Through Alma’s Eyes

This is not how I hoped to celebrate the fifth anniversary of my precious novel, LUZ this week. As chaos and fear plague my country, my state, my neighborhood, while good, hardworking people are hunted and rounded up, torn from their families, their homes, and treated like criminals, I cannot celebrate.

They are not criminals. They are human beings forced to leave their home countries to escape danger, persecution, war, gangs, or dire poverty. They did what any of us might do in the same situation.

Hear their stories. Be moved by their plight. Don’t treat them like criminals.

I first began writing LUZ over twenty years ago as anti-immigrant sentiment was sweeping the country, when walls built along the border as a deterrent had pushed desperate, determined migrants further east through deserts, where many died of dehydration.

As an immigrant advocate, I listened to stories that opened my eyes and my heart. How farmworkers had easily crossed our border for decades and decades to work the fields. They were needed—welcomed—to do a job most Americans would not do. How sons  and daughters crossed to find and be united with family members. How those who fled a civil war were unable to seek legal asylum because our country was complicit in supporting their repressive government. How gangs terrorized good families leaving them no choice but to flee to save their children. How many young men, with no prospects in their villages, felt a sense of duty to help support their mothers and siblings by finding work across the border.

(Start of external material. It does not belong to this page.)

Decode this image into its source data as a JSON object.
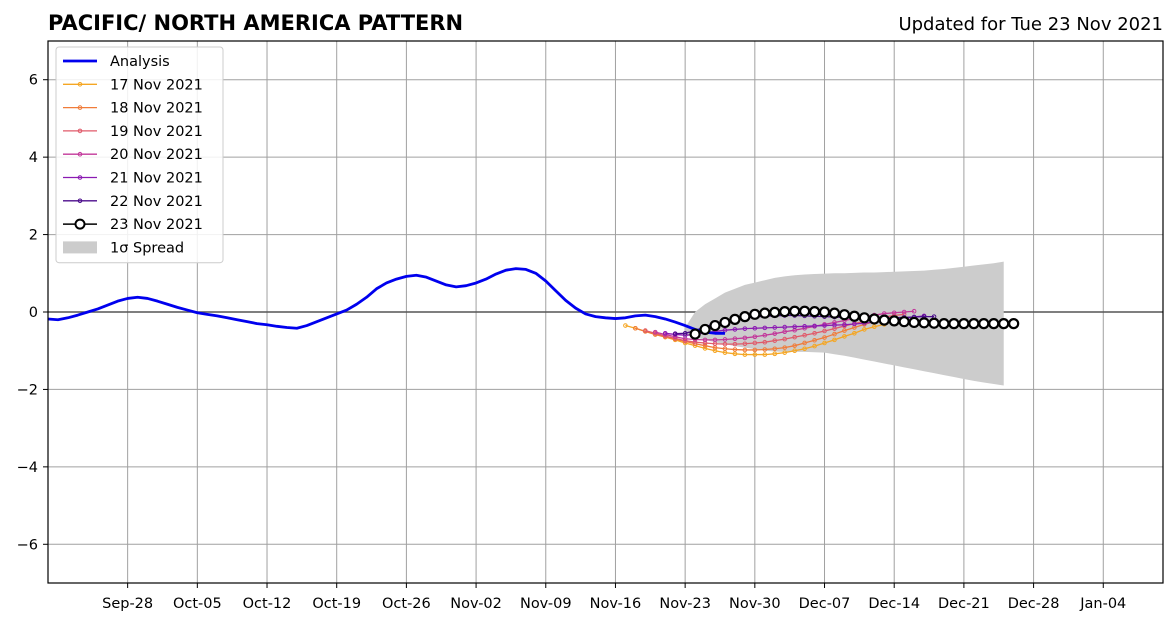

As a writer I created characters who mirrored those stories. Alma, a daughter searching for her beloved missing father, Juan, a farm worker who had crossed the border countless times to support his family. Señora Lopez who fled the horrors of Guatemala’s civil war, leaving her a single mother struggling to support her daughter, Ana, in a foreign country. And sweet Manuel, pressured by his father to become a man by finding work across the border to help support his siblings.

Storytelling can be a catalyst for change, so I hoped to opened eyes and hearts with the story Alma might tell her daughter, Luz, one day—of her journey north in search of her father and the people she met along the way.

Writers don’t always know if they’ve reached their readers. I was fortunate to hear from many—some from rural areas and small towns—who said they weren’t familiar with these stories, the whys and hows of those desperate to come to our country. Through Alma’s eyes, they had gained a new perspective and understanding, felt compassion and, in some cases, empathy for those crossing our border. That I can celebrate.

I don’t know why our country has taken such a heart wrenching turn. There has to be a better way to implement humane immigration reform. Not this cruel, random, heartless mass deportation without due process.

I can only hope that together our voices of love and compassion will rise up and drown out the rumble of hate and fear that has been unleashed. I can only hope that together we will help get back our country’s heart and soul.